Photo by Larry Busacca/Getty Images for TIME

Jena Greene Reporter
Font Size:

The Justice Department seems to be way more interested in investigating college basketball than sexual predators lurking in movie trailers and hotel suites.

A couple of weeks ago, the FBI announced it would be looking into multiple universities for bribery, wire fraud, and broad corruption. Four coaches were named in the investigation: USC’s Tony Bland, Auburn’s Chuck Person, Emanuel “Book” Richardson of Arizona, and Lamont Evans of Oklahoma State.

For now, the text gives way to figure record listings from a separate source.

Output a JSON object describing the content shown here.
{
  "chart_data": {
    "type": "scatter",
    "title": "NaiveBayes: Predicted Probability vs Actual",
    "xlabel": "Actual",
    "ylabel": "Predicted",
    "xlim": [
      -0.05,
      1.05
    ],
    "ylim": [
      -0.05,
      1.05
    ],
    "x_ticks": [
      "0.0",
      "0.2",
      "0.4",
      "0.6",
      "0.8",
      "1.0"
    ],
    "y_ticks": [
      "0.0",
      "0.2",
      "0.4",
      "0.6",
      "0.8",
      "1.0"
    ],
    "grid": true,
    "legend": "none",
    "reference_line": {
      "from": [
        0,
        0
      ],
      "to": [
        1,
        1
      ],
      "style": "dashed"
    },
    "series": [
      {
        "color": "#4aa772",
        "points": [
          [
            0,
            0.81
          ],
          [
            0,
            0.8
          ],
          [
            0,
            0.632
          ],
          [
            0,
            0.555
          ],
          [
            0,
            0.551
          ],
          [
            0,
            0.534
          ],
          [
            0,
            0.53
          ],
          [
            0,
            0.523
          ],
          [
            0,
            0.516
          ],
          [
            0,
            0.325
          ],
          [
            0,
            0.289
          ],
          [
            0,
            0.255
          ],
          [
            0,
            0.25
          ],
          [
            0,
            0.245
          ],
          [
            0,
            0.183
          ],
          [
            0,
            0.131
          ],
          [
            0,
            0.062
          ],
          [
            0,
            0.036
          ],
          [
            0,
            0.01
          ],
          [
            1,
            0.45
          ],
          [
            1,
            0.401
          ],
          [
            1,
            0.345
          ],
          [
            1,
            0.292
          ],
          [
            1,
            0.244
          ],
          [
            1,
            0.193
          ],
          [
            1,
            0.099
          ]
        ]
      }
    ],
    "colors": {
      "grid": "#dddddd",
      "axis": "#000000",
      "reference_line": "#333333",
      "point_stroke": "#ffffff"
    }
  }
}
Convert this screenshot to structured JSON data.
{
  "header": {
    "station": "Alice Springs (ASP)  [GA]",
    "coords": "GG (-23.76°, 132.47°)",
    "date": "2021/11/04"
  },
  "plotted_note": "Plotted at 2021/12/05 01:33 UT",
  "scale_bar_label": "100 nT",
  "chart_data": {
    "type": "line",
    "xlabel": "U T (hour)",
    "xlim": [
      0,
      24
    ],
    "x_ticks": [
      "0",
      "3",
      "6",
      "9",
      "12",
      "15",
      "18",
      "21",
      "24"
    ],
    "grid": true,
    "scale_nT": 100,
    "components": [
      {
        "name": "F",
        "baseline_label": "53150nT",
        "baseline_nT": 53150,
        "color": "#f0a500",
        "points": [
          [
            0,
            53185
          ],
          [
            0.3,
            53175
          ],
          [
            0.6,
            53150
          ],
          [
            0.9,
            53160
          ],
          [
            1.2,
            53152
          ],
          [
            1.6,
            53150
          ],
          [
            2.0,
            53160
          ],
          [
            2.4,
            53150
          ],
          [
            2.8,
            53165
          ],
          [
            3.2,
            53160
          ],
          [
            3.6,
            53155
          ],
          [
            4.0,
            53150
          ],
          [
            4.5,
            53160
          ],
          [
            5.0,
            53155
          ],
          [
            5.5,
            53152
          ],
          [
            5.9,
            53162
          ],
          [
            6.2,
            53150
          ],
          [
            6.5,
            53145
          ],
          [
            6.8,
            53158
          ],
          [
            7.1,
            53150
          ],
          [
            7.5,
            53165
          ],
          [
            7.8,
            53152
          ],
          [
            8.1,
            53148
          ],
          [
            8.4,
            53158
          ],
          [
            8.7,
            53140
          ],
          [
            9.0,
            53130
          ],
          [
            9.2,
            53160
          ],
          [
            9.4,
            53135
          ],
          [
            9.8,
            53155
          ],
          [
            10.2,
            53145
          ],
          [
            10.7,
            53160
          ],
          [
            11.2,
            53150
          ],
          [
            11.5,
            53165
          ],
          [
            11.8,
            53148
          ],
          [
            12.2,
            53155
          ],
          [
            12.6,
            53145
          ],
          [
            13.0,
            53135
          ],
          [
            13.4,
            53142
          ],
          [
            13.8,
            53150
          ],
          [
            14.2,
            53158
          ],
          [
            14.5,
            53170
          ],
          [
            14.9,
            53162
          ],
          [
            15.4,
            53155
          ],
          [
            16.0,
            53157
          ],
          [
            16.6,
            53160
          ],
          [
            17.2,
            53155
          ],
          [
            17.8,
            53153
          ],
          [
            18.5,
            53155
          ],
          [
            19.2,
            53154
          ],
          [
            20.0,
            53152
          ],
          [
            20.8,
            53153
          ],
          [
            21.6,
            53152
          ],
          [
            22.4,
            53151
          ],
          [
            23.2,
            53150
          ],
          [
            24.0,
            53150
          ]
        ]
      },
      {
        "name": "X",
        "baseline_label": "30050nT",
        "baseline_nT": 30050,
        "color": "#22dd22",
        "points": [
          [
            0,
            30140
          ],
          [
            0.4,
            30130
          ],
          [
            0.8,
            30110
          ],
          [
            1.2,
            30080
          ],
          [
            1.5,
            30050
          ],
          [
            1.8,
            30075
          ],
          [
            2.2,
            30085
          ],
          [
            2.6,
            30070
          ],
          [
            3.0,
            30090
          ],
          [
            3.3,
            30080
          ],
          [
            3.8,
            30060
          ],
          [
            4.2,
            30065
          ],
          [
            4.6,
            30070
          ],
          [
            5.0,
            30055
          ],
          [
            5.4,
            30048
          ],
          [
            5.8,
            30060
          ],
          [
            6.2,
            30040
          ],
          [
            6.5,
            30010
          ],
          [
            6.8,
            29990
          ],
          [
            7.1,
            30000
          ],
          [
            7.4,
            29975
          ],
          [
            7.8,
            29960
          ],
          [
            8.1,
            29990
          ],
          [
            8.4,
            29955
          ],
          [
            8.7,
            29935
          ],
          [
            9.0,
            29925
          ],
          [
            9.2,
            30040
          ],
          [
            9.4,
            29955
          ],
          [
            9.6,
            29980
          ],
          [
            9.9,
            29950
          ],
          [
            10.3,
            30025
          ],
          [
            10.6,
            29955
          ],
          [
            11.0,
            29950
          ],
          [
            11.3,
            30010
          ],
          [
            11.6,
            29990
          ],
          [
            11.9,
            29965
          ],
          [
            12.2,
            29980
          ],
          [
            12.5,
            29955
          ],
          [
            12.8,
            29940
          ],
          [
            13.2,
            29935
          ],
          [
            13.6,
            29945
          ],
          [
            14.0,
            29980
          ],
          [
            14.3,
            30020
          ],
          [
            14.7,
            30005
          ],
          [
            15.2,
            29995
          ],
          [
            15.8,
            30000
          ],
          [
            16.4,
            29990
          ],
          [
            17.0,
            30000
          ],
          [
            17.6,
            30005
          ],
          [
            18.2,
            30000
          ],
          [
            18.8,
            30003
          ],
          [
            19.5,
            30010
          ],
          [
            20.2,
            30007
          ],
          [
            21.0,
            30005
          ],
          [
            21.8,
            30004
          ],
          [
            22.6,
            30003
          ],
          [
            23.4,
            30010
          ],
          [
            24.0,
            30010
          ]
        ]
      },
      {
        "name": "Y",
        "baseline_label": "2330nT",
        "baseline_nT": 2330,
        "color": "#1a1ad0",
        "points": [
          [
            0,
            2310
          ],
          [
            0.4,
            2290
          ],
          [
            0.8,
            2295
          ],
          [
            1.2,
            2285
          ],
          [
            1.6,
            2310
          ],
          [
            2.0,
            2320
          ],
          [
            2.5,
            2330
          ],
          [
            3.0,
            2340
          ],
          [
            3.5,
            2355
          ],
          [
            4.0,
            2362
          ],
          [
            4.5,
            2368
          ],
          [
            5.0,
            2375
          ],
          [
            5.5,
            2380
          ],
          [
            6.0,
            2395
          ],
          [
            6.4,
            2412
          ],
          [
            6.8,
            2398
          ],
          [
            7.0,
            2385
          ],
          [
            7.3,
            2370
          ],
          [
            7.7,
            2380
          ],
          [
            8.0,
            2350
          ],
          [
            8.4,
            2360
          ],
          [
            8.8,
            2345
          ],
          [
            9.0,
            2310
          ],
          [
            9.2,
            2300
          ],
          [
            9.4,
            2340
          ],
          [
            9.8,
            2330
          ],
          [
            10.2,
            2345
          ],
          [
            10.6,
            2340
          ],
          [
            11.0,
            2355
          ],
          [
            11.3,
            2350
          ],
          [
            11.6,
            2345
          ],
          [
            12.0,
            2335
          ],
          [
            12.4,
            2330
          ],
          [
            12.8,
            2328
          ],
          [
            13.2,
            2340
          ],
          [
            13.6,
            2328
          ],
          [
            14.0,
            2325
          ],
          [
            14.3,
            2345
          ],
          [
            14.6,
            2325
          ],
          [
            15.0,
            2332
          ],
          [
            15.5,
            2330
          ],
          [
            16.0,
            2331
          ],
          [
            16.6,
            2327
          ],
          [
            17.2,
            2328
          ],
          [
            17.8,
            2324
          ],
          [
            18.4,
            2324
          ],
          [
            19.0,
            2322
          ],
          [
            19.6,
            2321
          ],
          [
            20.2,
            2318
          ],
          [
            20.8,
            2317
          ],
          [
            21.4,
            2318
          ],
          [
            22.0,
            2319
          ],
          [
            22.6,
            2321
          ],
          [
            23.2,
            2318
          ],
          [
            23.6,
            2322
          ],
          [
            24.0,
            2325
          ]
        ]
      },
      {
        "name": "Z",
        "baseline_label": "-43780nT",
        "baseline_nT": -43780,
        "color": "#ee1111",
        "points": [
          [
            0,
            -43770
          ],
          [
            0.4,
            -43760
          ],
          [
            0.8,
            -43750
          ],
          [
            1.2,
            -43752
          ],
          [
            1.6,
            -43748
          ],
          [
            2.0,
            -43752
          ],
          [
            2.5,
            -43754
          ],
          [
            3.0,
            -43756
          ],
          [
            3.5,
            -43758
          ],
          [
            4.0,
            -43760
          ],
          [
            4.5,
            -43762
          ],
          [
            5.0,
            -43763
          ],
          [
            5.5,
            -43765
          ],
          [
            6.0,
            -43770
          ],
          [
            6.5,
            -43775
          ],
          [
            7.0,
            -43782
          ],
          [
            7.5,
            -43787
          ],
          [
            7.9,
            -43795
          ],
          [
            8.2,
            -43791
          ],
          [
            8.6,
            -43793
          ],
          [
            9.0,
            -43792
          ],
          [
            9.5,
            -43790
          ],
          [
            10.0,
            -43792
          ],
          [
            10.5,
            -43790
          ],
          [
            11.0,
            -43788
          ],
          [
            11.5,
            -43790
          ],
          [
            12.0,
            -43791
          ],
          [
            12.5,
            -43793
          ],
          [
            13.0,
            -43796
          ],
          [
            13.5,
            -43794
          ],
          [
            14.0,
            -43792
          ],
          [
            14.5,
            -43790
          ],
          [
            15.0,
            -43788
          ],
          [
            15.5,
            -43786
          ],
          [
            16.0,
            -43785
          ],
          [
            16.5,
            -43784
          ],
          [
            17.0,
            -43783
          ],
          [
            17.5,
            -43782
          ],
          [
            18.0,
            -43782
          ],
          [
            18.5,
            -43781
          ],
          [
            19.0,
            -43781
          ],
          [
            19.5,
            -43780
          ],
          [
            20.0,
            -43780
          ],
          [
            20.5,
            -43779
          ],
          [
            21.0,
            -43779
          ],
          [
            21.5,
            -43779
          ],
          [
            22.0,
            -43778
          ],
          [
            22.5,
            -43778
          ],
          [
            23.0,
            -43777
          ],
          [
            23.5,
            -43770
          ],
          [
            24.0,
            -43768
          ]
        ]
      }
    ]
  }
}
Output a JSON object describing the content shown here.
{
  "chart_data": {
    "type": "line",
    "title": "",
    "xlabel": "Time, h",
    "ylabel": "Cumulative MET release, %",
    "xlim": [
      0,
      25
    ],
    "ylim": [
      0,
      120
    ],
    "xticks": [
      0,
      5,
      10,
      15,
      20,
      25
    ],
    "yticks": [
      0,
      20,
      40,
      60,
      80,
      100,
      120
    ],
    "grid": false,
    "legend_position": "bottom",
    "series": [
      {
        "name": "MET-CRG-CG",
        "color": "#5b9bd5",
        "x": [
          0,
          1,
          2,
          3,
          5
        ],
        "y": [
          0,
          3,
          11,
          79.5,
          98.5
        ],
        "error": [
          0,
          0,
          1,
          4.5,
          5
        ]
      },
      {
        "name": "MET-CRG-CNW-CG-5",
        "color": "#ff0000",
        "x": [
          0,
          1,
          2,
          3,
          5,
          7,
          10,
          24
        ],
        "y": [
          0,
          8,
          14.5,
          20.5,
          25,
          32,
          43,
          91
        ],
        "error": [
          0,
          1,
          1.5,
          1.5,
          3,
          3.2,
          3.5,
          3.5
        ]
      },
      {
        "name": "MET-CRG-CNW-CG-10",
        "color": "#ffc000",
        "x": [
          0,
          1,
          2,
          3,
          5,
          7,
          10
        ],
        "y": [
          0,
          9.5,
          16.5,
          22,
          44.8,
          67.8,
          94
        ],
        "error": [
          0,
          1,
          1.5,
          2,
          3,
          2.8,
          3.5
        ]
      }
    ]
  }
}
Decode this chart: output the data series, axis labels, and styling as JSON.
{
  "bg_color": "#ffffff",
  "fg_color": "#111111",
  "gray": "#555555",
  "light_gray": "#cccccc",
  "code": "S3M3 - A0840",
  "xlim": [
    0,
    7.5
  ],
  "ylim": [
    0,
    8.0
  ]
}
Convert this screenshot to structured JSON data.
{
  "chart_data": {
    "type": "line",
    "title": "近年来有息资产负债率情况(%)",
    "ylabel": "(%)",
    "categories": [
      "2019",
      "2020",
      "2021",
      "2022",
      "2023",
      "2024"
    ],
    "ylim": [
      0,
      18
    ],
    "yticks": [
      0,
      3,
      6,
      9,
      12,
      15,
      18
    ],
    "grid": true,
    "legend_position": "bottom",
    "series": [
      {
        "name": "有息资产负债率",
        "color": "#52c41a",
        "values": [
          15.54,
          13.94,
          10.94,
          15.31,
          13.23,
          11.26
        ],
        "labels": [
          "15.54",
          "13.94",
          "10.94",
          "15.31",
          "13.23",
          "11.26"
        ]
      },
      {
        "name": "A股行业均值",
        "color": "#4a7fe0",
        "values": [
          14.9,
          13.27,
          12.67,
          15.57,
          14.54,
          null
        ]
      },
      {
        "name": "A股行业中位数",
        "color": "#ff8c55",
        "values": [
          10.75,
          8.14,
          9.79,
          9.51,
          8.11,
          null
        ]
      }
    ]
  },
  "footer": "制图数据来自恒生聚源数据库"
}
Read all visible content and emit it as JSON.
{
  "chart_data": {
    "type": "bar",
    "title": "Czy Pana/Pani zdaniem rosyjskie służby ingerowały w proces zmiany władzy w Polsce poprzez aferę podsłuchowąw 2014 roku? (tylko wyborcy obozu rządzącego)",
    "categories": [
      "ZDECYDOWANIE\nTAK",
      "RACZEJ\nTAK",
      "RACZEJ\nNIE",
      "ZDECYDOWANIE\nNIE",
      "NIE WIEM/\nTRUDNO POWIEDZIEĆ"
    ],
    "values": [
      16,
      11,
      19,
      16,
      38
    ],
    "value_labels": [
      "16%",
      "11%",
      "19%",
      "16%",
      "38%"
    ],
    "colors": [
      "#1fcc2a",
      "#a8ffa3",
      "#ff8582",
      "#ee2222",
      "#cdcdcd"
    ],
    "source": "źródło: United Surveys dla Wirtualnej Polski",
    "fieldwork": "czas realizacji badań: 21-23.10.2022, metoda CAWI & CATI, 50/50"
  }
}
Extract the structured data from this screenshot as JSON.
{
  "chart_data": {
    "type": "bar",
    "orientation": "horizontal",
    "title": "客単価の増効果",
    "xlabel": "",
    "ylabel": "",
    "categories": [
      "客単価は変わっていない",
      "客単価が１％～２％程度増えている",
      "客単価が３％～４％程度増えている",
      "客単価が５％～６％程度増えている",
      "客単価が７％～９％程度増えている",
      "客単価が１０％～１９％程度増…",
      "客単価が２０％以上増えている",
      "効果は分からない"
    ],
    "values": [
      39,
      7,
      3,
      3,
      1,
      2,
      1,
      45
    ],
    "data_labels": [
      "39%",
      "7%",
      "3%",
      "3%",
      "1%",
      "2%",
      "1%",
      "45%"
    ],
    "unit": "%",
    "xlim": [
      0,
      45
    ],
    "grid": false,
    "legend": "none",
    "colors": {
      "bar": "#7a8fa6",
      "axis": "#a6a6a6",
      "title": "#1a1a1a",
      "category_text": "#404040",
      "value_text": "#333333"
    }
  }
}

Also named were several Adidas brand ambassadors and front office execs, including Merl Code, a former Clemson athlete who now works to boost Adidas’ brand, and James Gatto, Adidas’ global sports marketing director.

The announcement of the investigation caused waves beyond the sports world. The House Energy and Commerce Committee even requested to be a part of the investigation.

Yet, no head coach was named and no player seemed to be harmed in the matter. It’s curious that we’re getting daily updates on the investigation. Sure, it involves some high profile basketball programs but I can hardly imagine that a majority of the country cares much. It definitely doesn’t ruin my viewing experience if a few college athletes get paid to play.

And if the FBI is suddenly in the business of taking up buzz worthy cases, why on Earth aren’t they hotter on the Harvey Weinstein path?

It quickly became national news last week that the Hollywood mogul was accused of horrific sexual harassment and rape. Dozens of women have come forward with stories about Weinstein’s unwanted sexual advances on them. Yet up until late last night, the Harvey was not under any sort of formal investigation. It took over a week for the FBI to allegedly announce they would take up a case on the star.

Not only did it take a week, but reports show the DOJ actually had to order them to open the investigation. I shudder to imagine what would’ve happened if that didn’t happen. He’d probably be on a plane to Europe.

It goes beyond the FBI dragging their feet in this week’s case. In 2015, NYPD was ready to arrest Weinstein on the grounds that he had sexually harassed a 22 year old model. They brought the case to the Manhattan District Attorney with evidence that was “considerably stronger than is routinely needed to convict less illustrious gropers in the subway.”

The case was mysteriously dropped by the DA. Weeks later, his office accepted $10,000 from Weinstein.

It’s suspicious to say the least.

The FBI’s first priority should be the pursuit of justice. Its second should be to instill public trust. As it stands now, both priorities are shaky at best. The Bureau is coming off of an incredibly rocky relationship with both 2016 presidential candidates and its top cop was just very publicly fired by Trump in May.

If the FBI wants to regain any sort of public confidence, it should focus a lot less on college basketball and a lot more on sexual predators with a bloated sense of elitism.